The Milwaukee-based healthcare system said in a press release it is one of 39 healthcare providers in the nationwide Healthcare Anchor Network to make the declaration. The announcement comes a little more than a year after the city of Milwaukee and Milwaukee County became two of the first places to formally call racism a public health crisis, and almost four months after Gov. Tony Evers made the same declaration in the wake of George Floyd’s murder by Minneapolis police.

Systemic racism has played a massive role in diminishing health outcomes for people of color through those communities’ historic lack of access to adequate housing, education, and employment, according to the American Public Health Association. And perhaps nowhere is that more pronounced than Wisconsin, which is frequently ranked among the worst places for Black people to live in the United States due to highly disparate outcomes in everything from homeownership to incarceration rates.

“We acknowledge the unconscionable toll racism has exacted on communities of color, from increased joblessness and higher rates of preventable disease to lower life expectancy, and we commit to taking specific actions to ameliorate this injustice,” Aurora said in a statement.

Aurora said it will hire more diverse staff, including for leadership positions, invest in businesses owned by people of color, and try to fight health disparities across its network. The nonprofit health system has 15 hospitals, over 150 clinics, and 70 pharmacies in eastern Wisconsin and northeastern Illinois, according to Aurora’s website.

“As the largest health care provider in Wisconsin, we must do better,” said Cristy Garcia-Thomas, Aurora’s chief external affairs officer, in a statement. “By relying on our core values of excellence, compassion, and respect, we pledge to build more just and inclusive communities in which everyone has the opportunity to live well.”

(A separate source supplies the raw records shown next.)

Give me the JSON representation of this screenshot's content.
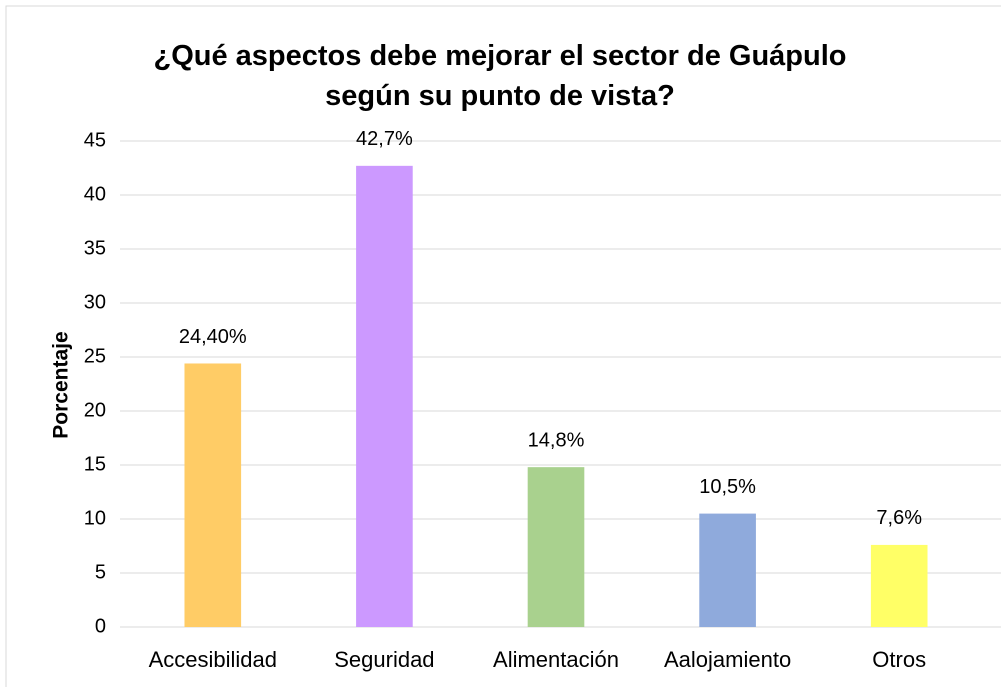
{
  "chart_data": {
    "type": "bar",
    "title": "¿Qué aspectos debe mejorar el sector de Guápulo según su punto de vista?",
    "ylabel": "Porcentaje",
    "categories": [
      "Accesibilidad",
      "Seguridad",
      "Alimentación",
      "Aalojamiento",
      "Otros"
    ],
    "values": [
      24.4,
      42.7,
      14.8,
      10.5,
      7.6
    ],
    "value_labels": [
      "24,40%",
      "42,7%",
      "14,8%",
      "10,5%",
      "7,6%"
    ],
    "colors": [
      "#FFCC66",
      "#CC99FF",
      "#A9D18E",
      "#8FAADC",
      "#FFFF66"
    ],
    "ylim": [
      0,
      45
    ],
    "yticks": [
      0,
      5,
      10,
      15,
      20,
      25,
      30,
      35,
      40,
      45
    ],
    "grid": true
  }
}
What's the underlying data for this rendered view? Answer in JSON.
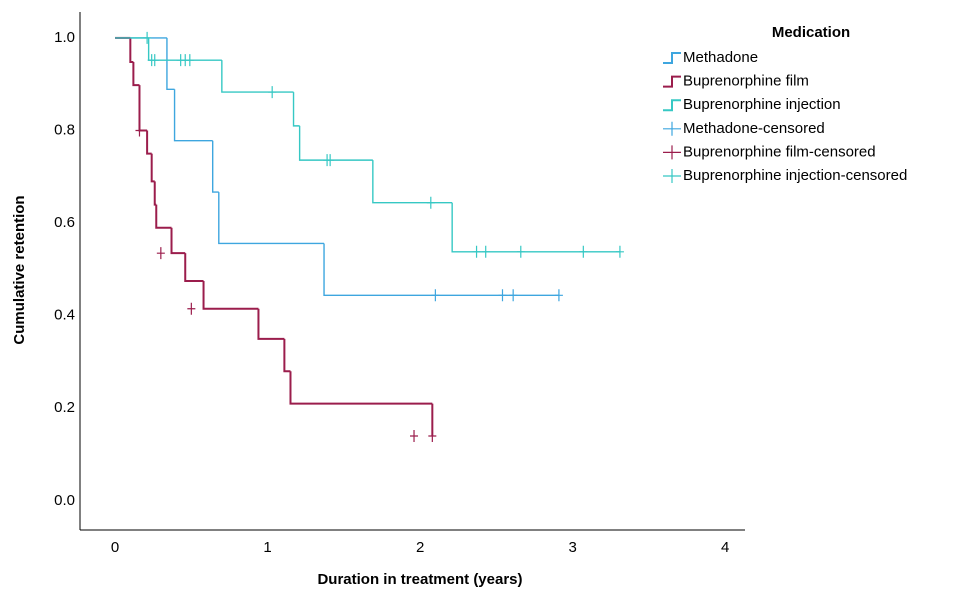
{
  "chart_data": {
    "type": "step",
    "x_label": "Duration in treatment (years)",
    "y_label": "Cumulative retention",
    "xlim": [
      -0.23,
      4.13
    ],
    "ylim": [
      -0.063,
      1.056
    ],
    "xticks": [
      0,
      1,
      2,
      3,
      4
    ],
    "yticks": [
      {
        "value": 0,
        "label": "0.0"
      },
      {
        "value": 0.2,
        "label": "0.2"
      },
      {
        "value": 0.4,
        "label": "0.4"
      },
      {
        "value": 0.6,
        "label": "0.6"
      },
      {
        "value": 0.8,
        "label": "0.8"
      },
      {
        "value": 1,
        "label": "1.0"
      }
    ],
    "legend_title": "Medication",
    "legend": "right",
    "series": [
      {
        "name": "Methadone",
        "kind": "survival",
        "color": "#3ea6df",
        "line_width": 1.4,
        "x": [
          0,
          0.34,
          0.39,
          0.64,
          0.68,
          1.37,
          2.91
        ],
        "values": [
          1,
          0.889,
          0.778,
          0.667,
          0.556,
          0.444,
          0.444
        ]
      },
      {
        "name": "Buprenorphine film",
        "kind": "survival",
        "color": "#9b1d4c",
        "line_width": 2,
        "x": [
          0,
          0.1,
          0.12,
          0.16,
          0.21,
          0.24,
          0.26,
          0.27,
          0.37,
          0.46,
          0.58,
          0.94,
          1.11,
          1.15,
          2.08
        ],
        "values": [
          1,
          0.948,
          0.898,
          0.8,
          0.75,
          0.69,
          0.64,
          0.59,
          0.535,
          0.475,
          0.415,
          0.35,
          0.28,
          0.21,
          0.14
        ]
      },
      {
        "name": "Buprenorphine injection",
        "kind": "survival",
        "color": "#36c8c4",
        "line_width": 1.4,
        "x": [
          0,
          0.22,
          0.7,
          1.17,
          1.21,
          1.69,
          2.21,
          3.31
        ],
        "values": [
          1,
          0.952,
          0.883,
          0.81,
          0.736,
          0.644,
          0.538,
          0.538
        ]
      },
      {
        "name": "Methadone-censored",
        "kind": "censored",
        "color": "#3ea6df",
        "x": [
          2.1,
          2.54,
          2.61,
          2.91
        ],
        "values": [
          0.444,
          0.444,
          0.444,
          0.444
        ]
      },
      {
        "name": "Buprenorphine film-censored",
        "kind": "censored",
        "color": "#9b1d4c",
        "x": [
          0.16,
          0.3,
          0.5,
          1.96,
          2.08
        ],
        "values": [
          0.8,
          0.535,
          0.415,
          0.14,
          0.14
        ]
      },
      {
        "name": "Buprenorphine injection-censored",
        "kind": "censored",
        "color": "#36c8c4",
        "x": [
          0.21,
          0.24,
          0.26,
          0.43,
          0.46,
          0.49,
          1.03,
          1.39,
          1.41,
          2.07,
          2.37,
          2.43,
          2.66,
          3.07,
          3.31
        ],
        "values": [
          1,
          0.952,
          0.952,
          0.952,
          0.952,
          0.952,
          0.883,
          0.736,
          0.736,
          0.644,
          0.538,
          0.538,
          0.538,
          0.538,
          0.538
        ]
      }
    ]
  }
}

One of the most telling ways systemic racism affects health care in Wisconsin is the state’s Black infant mortality rate. The rate, 14.28 infant deaths per 1,000 live births, is the worst in the nation. Much of the blame for that can be put on Black mothers’ so-called allostatic load, or the combined stress of various factors of systemic racism, which has negative effects on pregnancies.

In Milwaukee, the city with the largest population of Black people in the state, the coronavirus pandemic is also a major indicator. Early on in the pandemic, it became clear that COVID-19 was disproportionately impacting people of color, and Milwaukee’s Black population became a national focus. Despite only making up 27% of the county’s population, Milwaukee’s Black community has suffered 36% of the deaths from the pandemic, according to local health data.

Aurora Medical Center in Kenosha. (Photo via Advocate Aurora Health)

However, the pandemic has significantly slowed its growth in Milwaukee’s Black neighborhoods. Now Milwaukee County’s Latino population is taking the brunt of the pandemic, according to local health data. Latinos make up 30% of the COVID-19 cases in Milwaukee County but just 15% of the population, though they account for 15% of the county’s deaths, a number proportional to their population share.

Statewide, 9% of the coronavirus cases and 18% of the deaths in Wisconsin have affected Black people, according to the Department of Health Services. That’s despite Black people only accounting for 6.7% of the state’s population. DHS does not track the virus’ caseload among Latinos.